In both Spain and Indonesia, the cave art appeared in deep limestone caves.

Not only did this protect the artwork from the elements, but it also provided a good environment for the production of these dateable layers.

"Australia doesn't have much art in deep limestone caves," says David.

Ochre on sandstone

Indeed, he says, the richest collections of rock art in the Kimberley, Arnhem Land, Cape York Peninsula, are on sandstone.

Take the ochre painting of a giant emu-like bird found on the Arnhem Land plateau, which some believe could be 40,000 years old — as old as the paintings in Spain and Indonesia.

There is no dateable carbon from plants, charcoal or dust caught in the ochre pigment, says David.
And it's difficult to use a similar approach to that used on the limestone art so new methods need to be developed.

"It's very likely that there is something extremely old in Australia but it's just very hard to date," says David. "And there are very few people doing research on rock art."

David says there are hand stencils in some limestone caves in North Queensland that are believed to be more than 30,000 years old, and he hopes to be involved in dating these in the future.

Circumstantial evidence

The bottom line, says David, is that very little rock art anywhere in the world has been dated, including in Australia.

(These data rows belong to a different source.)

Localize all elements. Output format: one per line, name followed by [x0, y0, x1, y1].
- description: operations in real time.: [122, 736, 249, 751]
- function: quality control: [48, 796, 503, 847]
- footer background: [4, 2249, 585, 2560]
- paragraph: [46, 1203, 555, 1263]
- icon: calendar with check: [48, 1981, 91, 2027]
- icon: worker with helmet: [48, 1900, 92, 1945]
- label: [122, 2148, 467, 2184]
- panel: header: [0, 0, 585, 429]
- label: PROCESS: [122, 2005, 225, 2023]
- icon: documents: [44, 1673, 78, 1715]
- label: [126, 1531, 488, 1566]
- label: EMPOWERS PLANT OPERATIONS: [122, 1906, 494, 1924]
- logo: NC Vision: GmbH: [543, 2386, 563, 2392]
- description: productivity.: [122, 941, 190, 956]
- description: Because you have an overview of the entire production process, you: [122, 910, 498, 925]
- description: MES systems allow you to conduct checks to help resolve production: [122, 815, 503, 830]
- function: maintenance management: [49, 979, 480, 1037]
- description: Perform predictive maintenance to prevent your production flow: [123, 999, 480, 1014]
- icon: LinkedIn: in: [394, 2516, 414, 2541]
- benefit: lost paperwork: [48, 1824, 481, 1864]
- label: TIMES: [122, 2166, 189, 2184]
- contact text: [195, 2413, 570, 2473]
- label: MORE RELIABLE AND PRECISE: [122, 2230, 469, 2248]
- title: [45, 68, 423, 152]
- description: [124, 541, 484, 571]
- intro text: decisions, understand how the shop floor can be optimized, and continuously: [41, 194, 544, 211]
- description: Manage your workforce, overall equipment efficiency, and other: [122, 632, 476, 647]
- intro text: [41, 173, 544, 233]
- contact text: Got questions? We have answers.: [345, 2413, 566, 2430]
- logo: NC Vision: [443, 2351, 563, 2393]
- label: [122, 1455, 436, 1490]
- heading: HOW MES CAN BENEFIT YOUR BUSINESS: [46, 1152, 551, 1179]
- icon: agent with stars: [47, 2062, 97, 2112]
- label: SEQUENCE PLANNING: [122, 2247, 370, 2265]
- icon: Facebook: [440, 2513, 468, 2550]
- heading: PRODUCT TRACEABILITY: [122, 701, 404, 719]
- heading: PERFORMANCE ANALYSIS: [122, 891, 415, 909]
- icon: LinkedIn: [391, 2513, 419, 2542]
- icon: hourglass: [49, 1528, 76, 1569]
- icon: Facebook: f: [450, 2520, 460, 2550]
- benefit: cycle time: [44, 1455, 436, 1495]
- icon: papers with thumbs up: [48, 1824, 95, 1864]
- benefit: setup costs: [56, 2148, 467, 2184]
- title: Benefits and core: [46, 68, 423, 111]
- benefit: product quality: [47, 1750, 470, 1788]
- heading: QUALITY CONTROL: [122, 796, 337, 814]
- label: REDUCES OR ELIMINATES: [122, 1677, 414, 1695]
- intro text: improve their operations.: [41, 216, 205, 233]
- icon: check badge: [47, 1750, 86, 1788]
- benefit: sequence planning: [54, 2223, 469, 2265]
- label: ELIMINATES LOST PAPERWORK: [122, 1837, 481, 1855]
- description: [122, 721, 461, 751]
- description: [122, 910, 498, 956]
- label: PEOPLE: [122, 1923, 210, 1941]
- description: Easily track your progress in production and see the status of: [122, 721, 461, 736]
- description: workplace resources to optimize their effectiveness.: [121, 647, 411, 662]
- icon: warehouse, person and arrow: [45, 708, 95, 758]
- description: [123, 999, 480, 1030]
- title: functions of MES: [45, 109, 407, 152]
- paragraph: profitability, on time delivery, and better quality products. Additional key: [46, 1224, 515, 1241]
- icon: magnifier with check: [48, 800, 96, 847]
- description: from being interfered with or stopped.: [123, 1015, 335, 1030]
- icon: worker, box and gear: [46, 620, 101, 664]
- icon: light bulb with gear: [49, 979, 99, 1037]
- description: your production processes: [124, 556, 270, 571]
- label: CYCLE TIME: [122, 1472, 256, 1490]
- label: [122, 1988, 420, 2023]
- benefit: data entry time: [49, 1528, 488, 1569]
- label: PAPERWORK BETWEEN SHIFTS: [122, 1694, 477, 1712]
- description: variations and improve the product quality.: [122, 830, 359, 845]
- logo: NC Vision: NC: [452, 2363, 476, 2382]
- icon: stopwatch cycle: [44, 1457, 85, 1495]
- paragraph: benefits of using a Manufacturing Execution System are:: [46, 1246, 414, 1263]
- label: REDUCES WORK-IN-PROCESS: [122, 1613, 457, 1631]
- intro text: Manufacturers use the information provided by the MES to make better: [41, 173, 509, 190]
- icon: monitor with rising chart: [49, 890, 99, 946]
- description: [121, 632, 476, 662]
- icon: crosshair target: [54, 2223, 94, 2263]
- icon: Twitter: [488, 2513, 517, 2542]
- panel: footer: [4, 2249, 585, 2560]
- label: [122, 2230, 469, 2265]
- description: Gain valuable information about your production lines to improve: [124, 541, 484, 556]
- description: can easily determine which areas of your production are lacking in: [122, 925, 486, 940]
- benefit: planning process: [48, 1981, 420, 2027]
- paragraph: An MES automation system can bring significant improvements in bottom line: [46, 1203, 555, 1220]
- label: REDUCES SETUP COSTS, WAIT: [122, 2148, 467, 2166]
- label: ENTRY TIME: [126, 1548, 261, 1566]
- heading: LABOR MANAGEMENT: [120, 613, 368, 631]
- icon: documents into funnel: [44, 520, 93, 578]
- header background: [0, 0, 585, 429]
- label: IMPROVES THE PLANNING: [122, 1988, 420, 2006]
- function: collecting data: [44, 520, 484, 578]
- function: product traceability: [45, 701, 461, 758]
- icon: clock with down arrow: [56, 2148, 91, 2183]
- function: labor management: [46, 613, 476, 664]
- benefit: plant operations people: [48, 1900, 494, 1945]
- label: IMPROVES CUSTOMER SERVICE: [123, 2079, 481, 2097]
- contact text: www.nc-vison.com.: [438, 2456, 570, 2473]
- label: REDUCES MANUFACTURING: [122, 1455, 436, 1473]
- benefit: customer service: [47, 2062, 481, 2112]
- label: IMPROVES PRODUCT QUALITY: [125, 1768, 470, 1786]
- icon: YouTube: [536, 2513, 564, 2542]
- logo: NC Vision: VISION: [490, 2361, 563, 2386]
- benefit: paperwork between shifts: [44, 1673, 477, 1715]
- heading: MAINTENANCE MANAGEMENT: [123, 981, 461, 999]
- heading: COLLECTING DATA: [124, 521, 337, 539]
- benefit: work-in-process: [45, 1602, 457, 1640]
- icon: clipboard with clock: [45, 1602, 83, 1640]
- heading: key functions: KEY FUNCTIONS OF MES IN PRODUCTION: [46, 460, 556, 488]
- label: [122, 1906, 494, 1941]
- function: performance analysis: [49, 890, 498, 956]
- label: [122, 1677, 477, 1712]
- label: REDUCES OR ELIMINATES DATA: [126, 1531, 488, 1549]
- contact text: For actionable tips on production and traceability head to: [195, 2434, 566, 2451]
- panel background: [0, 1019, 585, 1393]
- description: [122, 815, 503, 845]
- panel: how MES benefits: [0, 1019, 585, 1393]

But there remain a lot of hints and circumstantial evidence around to support the idea that Australia is in fact home to the world's oldest art.

Pillans, who studies the Burrup rock engravings, describes the giant bird painting on the Arnhem Land plateau as a "hint of older rock art".

Some researchers say the creature looks like Genyornis which is believed to have gone extinct at least 40,000 years ago.

"The people who drew that animal could only have seen it more than 40,000 years ago," says Pillans.
David emphasises it is still uncertain whether the bird is actually a Genyornis and points instead to ochre crayons that date to around 50,000 years ago.

"We don't have the [dated] art itself, but we've found the tools that were used to make the art. For that reason, we rightfully assume that Australia has pigment art going back to when people first came here which is close to 50,000 years ago."